Can you please tell me how to solve them? Maybe a hint or a idea.
To answer your question about the meaning of the claim, it means that it $f: C\to D, g: C\to E$ are localizations at $S$, and $h_1,h_2: D\to E$ are equivalences with isomorphisms $\theta_i : h_i\circ f \simeq g$, then there is an isomorphism $\eta : h_1\implies h_2$, and this isomorphism is unique to be "the identity when restricted to $C$".

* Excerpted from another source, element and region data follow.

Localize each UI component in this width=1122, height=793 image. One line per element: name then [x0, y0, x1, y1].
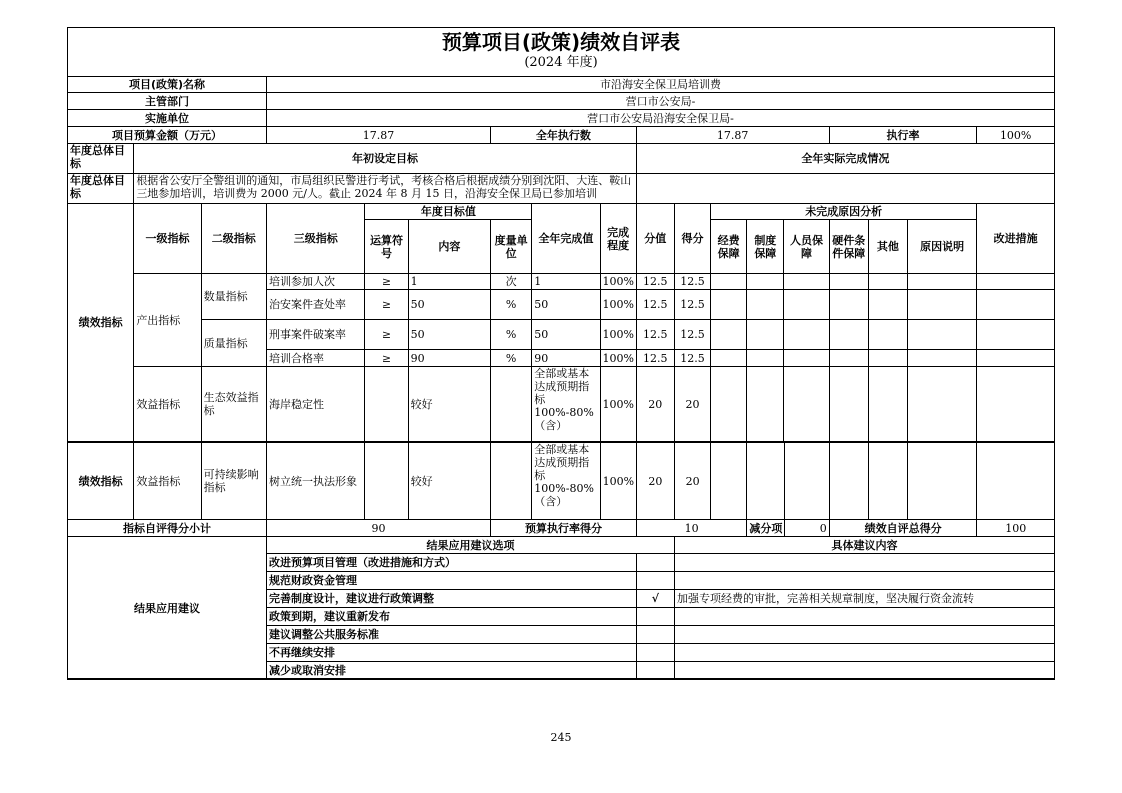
suggest-option-text: 改进预算项目管理（改进措施和方式）: [266, 554, 636, 572]
level1-header: 一级指标: [134, 204, 201, 274]
content-cell: 50: [408, 320, 490, 350]
done-cell: 1: [532, 274, 600, 290]
level2-header: 二级指标: [201, 204, 266, 274]
improve-header: 改进措施: [977, 204, 1055, 274]
evaluation-sheet: [67, 27, 1055, 679]
content-cell: 较好: [408, 443, 490, 520]
suggest-option-mark[interactable]: [636, 644, 674, 662]
dept-label: 主管部门: [68, 93, 267, 110]
table-row: [68, 320, 1055, 350]
suggest-option-text: 不再继续安排: [266, 644, 636, 662]
done-cell: [532, 443, 600, 520]
cause-funding-header: 经费保障: [711, 220, 747, 274]
degree-header: 完成程度: [600, 204, 636, 274]
budget-value: 17.87: [266, 127, 490, 144]
cause-other-header: 其他: [868, 220, 907, 274]
content-cell: 1: [408, 274, 490, 290]
indicator-header-row-1: [68, 204, 1055, 220]
total-score-label: 绩效自评总得分: [829, 520, 977, 537]
suggest-option-text: 政策到期，建议重新发布: [266, 608, 636, 626]
actual-result-label: 全年实际完成情况: [636, 144, 1054, 174]
unfinished-analysis-header: 未完成原因分析: [711, 204, 977, 220]
done-cell: 50: [532, 290, 600, 320]
value-cell: 20: [636, 367, 674, 442]
initial-goal-text: 根据省公安厅全警组训的通知，市局组织民警进行考试，考核合格后根据成绩分别到沈阳、大连、鞍山三地参加培训，培训费为 2000 元/人。截止 2024 年 8 月 15 日，沿海安全保卫局已参加培训: [134, 174, 636, 204]
op-cell: [365, 367, 408, 442]
project-name-label: 项目(政策)名称: [68, 77, 267, 93]
evaluation-table: [67, 76, 1055, 442]
value-cell: 12.5: [636, 290, 674, 320]
level3-cell: 树立统一执法形象: [266, 443, 364, 520]
value-cell: 12.5: [636, 274, 674, 290]
content-cell: 90: [408, 350, 490, 367]
exec-label: 全年执行数: [491, 127, 637, 144]
table-row: [68, 443, 1055, 520]
summary-row: [68, 520, 1055, 537]
level3-cell: 培训合格率: [266, 350, 364, 367]
level3-cell: 海岸稳定性: [266, 367, 364, 442]
level2-cell: 数量指标: [201, 274, 266, 320]
unit-cell: %: [491, 320, 532, 350]
content-header: 内容: [408, 220, 490, 274]
table-row: [68, 274, 1055, 290]
annual-target-header: 年度目标值: [365, 204, 532, 220]
unit-value: 营口市公安局沿海安全保卫局-: [266, 110, 1054, 127]
done-value-header: 全年完成值: [532, 204, 600, 274]
suggest-option-mark[interactable]: [636, 626, 674, 644]
done-cell: 50: [532, 320, 600, 350]
op-cell: [365, 443, 408, 520]
score-cell: 12.5: [674, 290, 710, 320]
cause-staff-header: 人员保障: [784, 220, 829, 274]
total-score-value: 100: [977, 520, 1055, 537]
rate-label: 执行率: [829, 127, 977, 144]
degree-cell: 100%: [600, 290, 636, 320]
actual-result-text: [636, 174, 1054, 204]
suggest-option-text: 规范财政资金管理: [266, 572, 636, 590]
suggest-option-detail: [675, 572, 1055, 590]
suggest-option-mark[interactable]: [636, 662, 674, 680]
year-subtitle: (2024 年度): [524, 55, 598, 70]
suggest-label: 结果应用建议: [68, 537, 267, 680]
degree-cell: 100%: [600, 320, 636, 350]
degree-cell: 100%: [600, 274, 636, 290]
level2-cell: 质量指标: [201, 320, 266, 367]
level3-cell: 刑事案件破案率: [266, 320, 364, 350]
deduct-label: 减分项: [747, 520, 784, 537]
score-cell: 20: [674, 367, 710, 442]
level1-cell: 效益指标: [134, 367, 201, 442]
op-cell: ≥: [365, 290, 408, 320]
done-cell: [532, 367, 600, 442]
project-name-value: 市沿海安全保卫局培训费: [266, 77, 1054, 93]
score-value-header: 分值: [636, 204, 674, 274]
suggest-option-detail: [675, 644, 1055, 662]
perf-indicator-label-2: 绩效指标: [68, 443, 134, 520]
unit-header: 度量单位: [491, 220, 532, 274]
dept-value: 营口市公安局-: [266, 93, 1054, 110]
done-cell-text: 全部或基本达成预期指标100%-80%（含）: [534, 367, 594, 432]
budget-rate-score-value: 10: [636, 520, 747, 537]
budget-label: 项目预算金额（万元）: [68, 127, 267, 144]
goals-header-row: [68, 144, 1055, 174]
suggest-option-text: 完善制度设计，建议进行政策调整: [266, 590, 636, 608]
op-cell: ≥: [365, 320, 408, 350]
deduct-value: 0: [784, 520, 829, 537]
content-cell: 50: [408, 290, 490, 320]
info-row-name: [68, 77, 1055, 93]
suggest-option-mark[interactable]: [636, 572, 674, 590]
suggest-option-text: 建议调整公共服务标准: [266, 626, 636, 644]
suggest-option-mark[interactable]: [636, 608, 674, 626]
op-cell: ≥: [365, 274, 408, 290]
self-score-value: 90: [266, 520, 490, 537]
level3-header: 三级指标: [266, 204, 364, 274]
goals-label: 年度总体目标: [68, 144, 134, 174]
degree-cell: 100%: [600, 367, 636, 442]
degree-cell: 100%: [600, 443, 636, 520]
cause-hardware-header: 硬件条件保障: [829, 220, 868, 274]
suggest-option-text: 减少或取消安排: [266, 662, 636, 680]
level1-cell: 产出指标: [134, 274, 201, 367]
self-score-label: 指标自评得分小计: [68, 520, 267, 537]
info-row-budget: [68, 127, 1055, 144]
goals-label-2: 年度总体目标: [68, 174, 134, 204]
score-cell: 12.5: [674, 320, 710, 350]
suggest-options-label: 结果应用建议选项: [266, 537, 674, 554]
value-cell: 20: [636, 443, 674, 520]
suggest-option-detail: [675, 662, 1055, 680]
level2-cell: 生态效益指标: [201, 367, 266, 442]
level3-cell: 治安案件查处率: [266, 290, 364, 320]
suggest-option-mark[interactable]: √: [636, 590, 674, 608]
suggest-option-detail: [675, 626, 1055, 644]
op-cell: ≥: [365, 350, 408, 367]
unit-cell: %: [491, 350, 532, 367]
suggest-header-row: [68, 537, 1055, 554]
page-title: 预算项目(政策)绩效自评表: [441, 30, 681, 54]
degree-cell: 100%: [600, 350, 636, 367]
goals-content-row: [68, 174, 1055, 204]
value-cell: 12.5: [636, 320, 674, 350]
op-header: 运算符号: [365, 220, 408, 274]
unit-cell: %: [491, 290, 532, 320]
cause-explain-header: 原因说明: [908, 220, 977, 274]
initial-goal-label: 年初设定目标: [134, 144, 636, 174]
done-cell: 90: [532, 350, 600, 367]
score-header: 得分: [674, 204, 710, 274]
exec-value: 17.87: [636, 127, 829, 144]
suggest-option-detail: [675, 554, 1055, 572]
unit-cell: [491, 443, 532, 520]
rate-value: 100%: [977, 127, 1055, 144]
evaluation-table-lower: [67, 442, 1055, 680]
suggest-detail-label: 具体建议内容: [675, 537, 1055, 554]
score-cell: 12.5: [674, 350, 710, 367]
level1-cell: 效益指标: [134, 443, 201, 520]
score-cell: 12.5: [674, 274, 710, 290]
unit-cell: 次: [491, 274, 532, 290]
done-cell-text: 全部或基本达成预期指标100%-80%（含）: [534, 443, 594, 508]
level3-cell: 培训参加人次: [266, 274, 364, 290]
info-row-unit: [68, 110, 1055, 127]
info-row-dept: [68, 93, 1055, 110]
unit-cell: [491, 367, 532, 442]
suggest-option-detail: [675, 608, 1055, 626]
content-cell: 较好: [408, 367, 490, 442]
perf-indicator-label: 绩效指标: [68, 204, 134, 442]
unit-label: 实施单位: [68, 110, 267, 127]
value-cell: 12.5: [636, 350, 674, 367]
level2-cell: 可持续影响指标: [201, 443, 266, 520]
score-cell: 20: [675, 443, 711, 520]
budget-rate-score-label: 预算执行率得分: [491, 520, 637, 537]
cause-system-header: 制度保障: [747, 220, 784, 274]
page-number: 245: [550, 731, 572, 744]
suggest-option-detail: 加强专项经费的审批，完善相关规章制度，坚决履行资金流转: [675, 590, 1055, 608]
suggest-option-mark[interactable]: [636, 554, 674, 572]
table-row: [68, 367, 1055, 442]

Here what I mean by "being the identity when restricted to $C$" is as follows : for an object $c$ of $C$, you have $h_1(f(c))$ and $h_2(f(c))$. They may be different, but they are isomorphic, and there is a given isomorphism that "identifies them", and that we may treat as the identity if we think of the two as being equal. This isomorphism is the composite $\theta :h_1\circ f \implies g \implies h_2\circ f$.So what we're saying is that $\eta$ is unique in satisfying $\eta f = \theta$ (where $\eta f (x) = \eta_{f(x)}$).
So it's like for, say, categorical products: we're not saying there is a unique isomorphism $h_1\implies h_2$, that would be too restrictive (for instance it would imply, if we pick $E=D, h_1=h_2 = id_D$, that $D$ has no center, and if we take $S=\emptyset$, it would imply that $C$ has no center, which is a bit sad) - what we are saying is that there is a unique isomorphism appropriately commuting with the data, and here the data is "identities on $C$"; but since $h_1(f(c))$ and $h_2(f(c))$ are not strictly equal, we must have a substitute for this identity : it is the isomorphism we use to identify the two objets and -oh how lucky we are !- we are given such an isomorphism, it's $\theta$ (think of this again with analogy to the categorical product, $h_1$ is the object, $\theta_1$ is the projections).
The claim now follows directly from the definition : indeed a fully faithful functor creates isomorphisms, so if you have your isomorphism $\theta : h_1\circ f \implies h_2\circ f$, then it's of the form $\eta f$, for some unique (by faithfulness again) isomorphism $\eta : h_1\implies h_2$